25 July 2006

Mr David Boymal
Chairman
Australian Accounting Standards Board
PO Box 204
COLLINS STREET WEST VIC 8007

Dear Sir/Madam

ED 150 Proposed Amendments to AASB 132 and AASB 101

The Group of 100 (G100) is pleased to provide comments on the proposed amendments to AASB 132 ‘Financial Instruments: Presentation’ and AASB 101 ‘Presentation of Financial Statements’. The G100 represents the interests of the CFOs of Australia’s major business enterprises.

AASB Questions

1. Are there any regulatory issues or other issues arising in the Australian environment that may affect the implementation of the proposals, particularly any issues relating to:
 
i) not-for-profit entities; and
ii) public sector entities?

No.
 

2. Are the proposals in the best interests of the Australian economy?

Yes.

IASB Questions

Q1.  The Exposure Draft proposes to eliminate the option in IAS 23 of recognising immediately as an expense borrowing costs directly attributable to the acquisition, construction or production of a qualifying asset. Do you agree with the proposal? If not, why? What alternative would you propose and why?

Yes. The G100 supports the capitalisation of borrowing costs as part of the cost of a qualifying asset.
 

Q2.

The Exposure Draft proposes that entities should apply the amendments to borrowing costs for which the commencement date for capitalisation is on or after the effective date. However, an entity would be permitted to designate any date before the effective date and to apply the proposed amendments to borrowing costs relating to all qualifying assets for which the commencement date for capitalisation is on or after that date.

Do you agree with the proposal? If not, why? What alternative would you propose and why?

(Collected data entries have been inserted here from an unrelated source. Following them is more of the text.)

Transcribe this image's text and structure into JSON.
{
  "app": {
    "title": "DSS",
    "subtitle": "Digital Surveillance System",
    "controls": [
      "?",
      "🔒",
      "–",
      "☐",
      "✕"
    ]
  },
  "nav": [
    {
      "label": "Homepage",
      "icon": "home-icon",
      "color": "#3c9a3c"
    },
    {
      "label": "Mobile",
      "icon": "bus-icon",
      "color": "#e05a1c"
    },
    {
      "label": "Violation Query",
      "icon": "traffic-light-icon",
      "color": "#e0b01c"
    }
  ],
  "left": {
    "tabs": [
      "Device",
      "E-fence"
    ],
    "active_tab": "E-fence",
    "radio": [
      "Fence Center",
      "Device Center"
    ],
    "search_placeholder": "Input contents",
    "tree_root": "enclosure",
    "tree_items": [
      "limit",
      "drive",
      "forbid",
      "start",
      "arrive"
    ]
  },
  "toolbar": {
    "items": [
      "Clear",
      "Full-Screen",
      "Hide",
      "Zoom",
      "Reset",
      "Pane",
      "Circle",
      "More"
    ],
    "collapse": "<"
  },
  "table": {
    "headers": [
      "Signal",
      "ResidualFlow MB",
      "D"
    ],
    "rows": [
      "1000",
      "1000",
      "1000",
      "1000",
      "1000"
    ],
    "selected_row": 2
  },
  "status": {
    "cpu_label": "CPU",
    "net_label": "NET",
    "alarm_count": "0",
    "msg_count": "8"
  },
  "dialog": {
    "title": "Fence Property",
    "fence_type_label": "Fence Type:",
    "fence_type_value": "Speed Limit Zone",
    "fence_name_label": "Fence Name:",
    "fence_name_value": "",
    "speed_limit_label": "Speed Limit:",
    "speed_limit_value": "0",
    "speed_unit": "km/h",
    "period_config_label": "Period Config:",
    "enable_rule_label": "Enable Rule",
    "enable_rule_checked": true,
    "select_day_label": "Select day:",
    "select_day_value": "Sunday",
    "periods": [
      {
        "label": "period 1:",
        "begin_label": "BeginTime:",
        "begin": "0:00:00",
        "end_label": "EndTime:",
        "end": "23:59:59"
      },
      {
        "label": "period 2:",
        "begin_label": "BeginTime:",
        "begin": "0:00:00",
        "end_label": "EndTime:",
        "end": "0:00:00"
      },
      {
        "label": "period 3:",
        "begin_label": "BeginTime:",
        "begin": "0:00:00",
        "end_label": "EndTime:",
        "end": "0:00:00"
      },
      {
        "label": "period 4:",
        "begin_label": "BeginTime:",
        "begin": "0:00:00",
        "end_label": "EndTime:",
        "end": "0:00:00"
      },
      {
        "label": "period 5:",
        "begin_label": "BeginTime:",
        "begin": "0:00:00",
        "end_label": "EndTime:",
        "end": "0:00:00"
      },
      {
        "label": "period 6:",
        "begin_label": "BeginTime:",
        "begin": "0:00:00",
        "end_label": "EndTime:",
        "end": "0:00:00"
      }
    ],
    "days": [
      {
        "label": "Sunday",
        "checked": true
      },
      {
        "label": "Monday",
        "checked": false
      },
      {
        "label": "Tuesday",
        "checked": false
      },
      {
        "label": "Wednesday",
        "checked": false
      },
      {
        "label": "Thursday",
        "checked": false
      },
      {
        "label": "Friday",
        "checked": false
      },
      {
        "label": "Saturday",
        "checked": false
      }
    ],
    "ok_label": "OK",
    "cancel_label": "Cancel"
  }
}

Yes. While the G100 supports proposals to permit an entity to select an earlier date to adopt the amended requirements. However, where an entity avails itself of application of the requirements from an earlier date than the effective date this will mean that items that have previously been expensed will be reinstated and included in the carrying amount of the qualifying asset. We believe that the Basis for Conclusions should discuss the acceptable treatment of these reinstatements under AASB 108/IAS 8 ‘Accounting Policies, Changes in Estimates and Errors’.